The liquidity in Iran’s economy in the second half of 80’s in Persian calendar (from 2006 until 2012) faces significant growth. In addition, increase in oil price and government’s revenue causes some changes in economic policies in order to control the inflation. After tightening the sanctions, the resources of government decreased drastically so the government wasn’t able to control the markets anymore and this causes a growing inflation rate and a negative economic growth rate consequently. After the 11th presidential election, the government changes its economic policies and controls the inflation rate but the growth rate of liquidity remains around 20 percent annually.

According to the aforementioned statements, the situation of Iran’s economy seems to be in conflict with the quantity theory of money, this means although the total amount of money has been increased but the inflation rate hasn’t been increased that much. So, this occurrence has created a gap between inflation and liquidity. However, it is believed that the mentioned rates will be converged in long term and according to this theory the inflation and liquidity should behave differently in the long-term comparing to their past behavior.

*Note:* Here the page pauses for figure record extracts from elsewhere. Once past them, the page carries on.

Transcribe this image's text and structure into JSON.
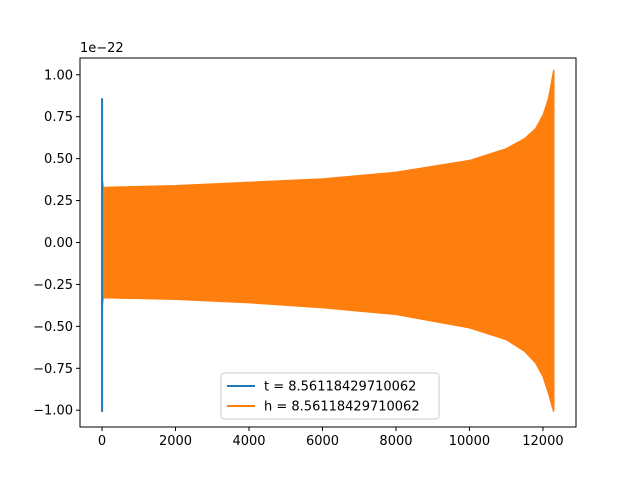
{
  "chart_data": {
    "type": "line",
    "title": "",
    "xlabel": "",
    "ylabel": "",
    "y_offset_label": "1e−22",
    "xlim": [
      -600,
      12900
    ],
    "ylim": [
      -1.1,
      1.1
    ],
    "x_ticks": [
      0,
      2000,
      4000,
      6000,
      8000,
      10000,
      12000
    ],
    "x_tick_labels": [
      "0",
      "2000",
      "4000",
      "6000",
      "8000",
      "10000",
      "12000"
    ],
    "y_ticks": [
      1.0,
      0.75,
      0.5,
      0.25,
      0.0,
      -0.25,
      -0.5,
      -0.75,
      -1.0
    ],
    "y_tick_labels": [
      "1.00",
      "0.75",
      "0.50",
      "0.25",
      "0.00",
      "−0.25",
      "−0.50",
      "−0.75",
      "−1.00"
    ],
    "legend_position": "lower center",
    "series": [
      {
        "name": "t = 8.56118429710062",
        "color": "#1f77b4",
        "x_range": [
          0,
          2
        ],
        "y_min": -1.01,
        "y_max": 0.86
      },
      {
        "name": "h = 8.56118429710062",
        "color": "#ff7f0e",
        "envelope": {
          "x": [
            0,
            40,
            2000,
            4000,
            6000,
            8000,
            10000,
            11000,
            11500,
            11800,
            12000,
            12150,
            12250,
            12290,
            12300
          ],
          "upper": [
            0.4,
            0.33,
            0.34,
            0.36,
            0.38,
            0.42,
            0.49,
            0.56,
            0.62,
            0.68,
            0.76,
            0.86,
            0.98,
            1.03,
            1.02
          ],
          "lower": [
            -0.4,
            -0.33,
            -0.34,
            -0.36,
            -0.39,
            -0.43,
            -0.51,
            -0.58,
            -0.65,
            -0.72,
            -0.8,
            -0.9,
            -0.98,
            -1.01,
            -0.99
          ]
        }
      }
    ]
  }
}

The gap between inflation and liquidity is not a new phenomenon in the economy of Iran, in 1350’s (Solar year) Iran has experienced highest gap between these two rates, in 1353 (1975) the difference between inflation and liquidity were about 42 percent while in the past years this gap was under 20. The major parameters caused the high gap between inflation rate and liquidity growth rate in Iran in the past decades are as following: high GDP growth rate, high share of import to GDP or keeping exchange rates low and high interest rates on bank deposits. During the past 4 years, increase in bank deposits’ interest rate and appearing the concept of real profit in deposits because of the frozen assets of banks and intense competition among banks, leads to a bigger spread between inflation rate and liquidity growth rate. In addition, keeping foreign exchange rates low has led to bigger gap. Thus, it is believed that if the growth rate of liquidity remains in current level, the inflation growth will boost. Otherwise, the liquidity growth rate should be declined significantly which requires a revolution in banking structure of Iran and it seems that the reform in banks is very hard and takes a long time to implement.